Está mais que excruciada esta nova tendência do livre arbítrio de adolescentes prevalecer sobre uma sociedade nada utópica, plagiada das páginas do Admirável Mundo Novo de Huxley e 1984 de Orwell. Em The Giver – O Dador de Memórias o pior é que, para além de copiado, nem sequer é credível.
É sobre um jovem (Brenton Thwaites) que escapa a um sistema que droga os seus habitantes, inofensivos e privados de conhecimento, ao ser-lhe conferido o cargo de “Receptor”, ou seja, um guardião da ciência e das mais humanas emoções (amor, ódio, etc.) dos quais que a civilização foi privada. Claro está que o objetivo do protagonista passa então a ser terminar o regime opressivo, partilhando a sabedoria a que teve acesso e libertar a sua cidade deste cativeiro inconsciente e apático.
Como dizíamos, a credibilidade é por nós referida contra algumas das sequências irrealistas e enfadonhas que existem apenas para “encher o olho”, nomeadamente, o mergulho e sobrevivência de um bebé de uma altura de cem metros ou a sua perfeita saúde depois de estar horas exposto a temperaturas álgidas.
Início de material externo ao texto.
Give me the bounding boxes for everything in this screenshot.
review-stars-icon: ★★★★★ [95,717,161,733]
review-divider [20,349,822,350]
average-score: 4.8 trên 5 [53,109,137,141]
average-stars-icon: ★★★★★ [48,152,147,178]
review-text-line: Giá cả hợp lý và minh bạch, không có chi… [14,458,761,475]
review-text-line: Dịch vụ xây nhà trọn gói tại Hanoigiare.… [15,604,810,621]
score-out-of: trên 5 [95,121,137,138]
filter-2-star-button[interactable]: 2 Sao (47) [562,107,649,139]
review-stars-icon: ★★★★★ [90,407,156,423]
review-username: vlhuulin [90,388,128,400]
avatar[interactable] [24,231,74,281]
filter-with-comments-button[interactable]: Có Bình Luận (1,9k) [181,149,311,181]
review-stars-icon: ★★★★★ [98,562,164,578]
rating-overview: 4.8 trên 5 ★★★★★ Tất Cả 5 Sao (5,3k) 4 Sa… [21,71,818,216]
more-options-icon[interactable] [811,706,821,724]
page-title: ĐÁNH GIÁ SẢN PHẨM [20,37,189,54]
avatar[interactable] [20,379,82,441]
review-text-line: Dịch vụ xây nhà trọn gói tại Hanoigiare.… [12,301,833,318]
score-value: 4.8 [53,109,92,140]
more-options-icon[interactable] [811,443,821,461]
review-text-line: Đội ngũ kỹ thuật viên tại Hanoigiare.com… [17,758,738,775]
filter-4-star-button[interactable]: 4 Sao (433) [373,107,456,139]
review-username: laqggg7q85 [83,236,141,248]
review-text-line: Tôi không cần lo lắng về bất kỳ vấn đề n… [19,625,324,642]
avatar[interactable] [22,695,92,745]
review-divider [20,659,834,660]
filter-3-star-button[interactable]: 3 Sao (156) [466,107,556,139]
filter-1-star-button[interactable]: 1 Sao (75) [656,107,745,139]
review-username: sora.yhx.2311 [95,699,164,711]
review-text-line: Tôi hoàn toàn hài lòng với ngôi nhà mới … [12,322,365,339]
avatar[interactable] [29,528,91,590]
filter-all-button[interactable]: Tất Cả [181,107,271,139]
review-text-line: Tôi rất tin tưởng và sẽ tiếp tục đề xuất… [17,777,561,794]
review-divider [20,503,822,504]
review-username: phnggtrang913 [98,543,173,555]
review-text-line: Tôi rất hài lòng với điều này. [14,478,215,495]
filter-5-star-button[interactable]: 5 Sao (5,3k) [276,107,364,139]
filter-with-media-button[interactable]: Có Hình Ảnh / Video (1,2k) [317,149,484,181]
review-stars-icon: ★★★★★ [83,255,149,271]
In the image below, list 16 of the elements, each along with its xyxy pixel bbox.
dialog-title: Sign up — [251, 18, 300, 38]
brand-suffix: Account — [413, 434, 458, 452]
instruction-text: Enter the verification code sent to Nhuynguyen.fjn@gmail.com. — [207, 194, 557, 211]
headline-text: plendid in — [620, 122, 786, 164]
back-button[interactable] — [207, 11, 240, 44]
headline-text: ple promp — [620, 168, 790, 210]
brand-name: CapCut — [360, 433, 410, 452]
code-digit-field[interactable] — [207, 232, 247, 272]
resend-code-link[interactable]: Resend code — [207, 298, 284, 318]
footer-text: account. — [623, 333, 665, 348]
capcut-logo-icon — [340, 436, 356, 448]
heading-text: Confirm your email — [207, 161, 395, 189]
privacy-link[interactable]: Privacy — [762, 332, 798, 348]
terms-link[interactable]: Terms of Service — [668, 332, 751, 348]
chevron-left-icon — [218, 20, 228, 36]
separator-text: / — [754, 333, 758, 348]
Mas há mais que apontar como defeitos aqui. Os atores adolescentes (Thwaites, Odeya Rush e Cameron Monaghan), se bem que possa ser essa a intenção deste trabalho, são inexpressivos e descuidados, de tal forma que nos repele a ideia de chamar ao que fazem de “representação”. Jeff Bridges (no papel do “Dador” do título), Katie Holmes e Meryl Streep existem apenas para chamar a atenção no material publicitário e são desaproveitados, sem nada a que se possa chamar de profundidade.
Blockbuster exíguo e mais que previsível, com um uso de música enjoativo e componentes técnicas um pouco amadorísticas (boa parte do filme é passada num preto-e-branco conferido por um desses programas de edição que já vêm no sistema operativo) e realização e argumento formatados, é outro discípulo da receita dos estúdios americanos (olha o interesse amoroso de olhos claros, olha a manda-chuva/má da fita, olha o mentor/figura paternal do miúdo), insípida e defeituosa, numa “xaropada” sobre os temas recicláveis do ser-se humano e que, afinal, o amor justifica mesmo toda a existência de ódio e dor que há pelo mundo.
Ficam as saudades desse filme notável (imperfeito, é certo, mas ainda assim bastante reflexivo) do final da década de 90 chamado Gattaca que, desastrosamente, tem tido uma sucessão corruptível de filhos pródigos onde The Giver recai como a mais recente aquisição.
O melhor: A nostalgia que deixa de Gattaca.
O pior: O meio que segue para esse fator, ou seja, existindo.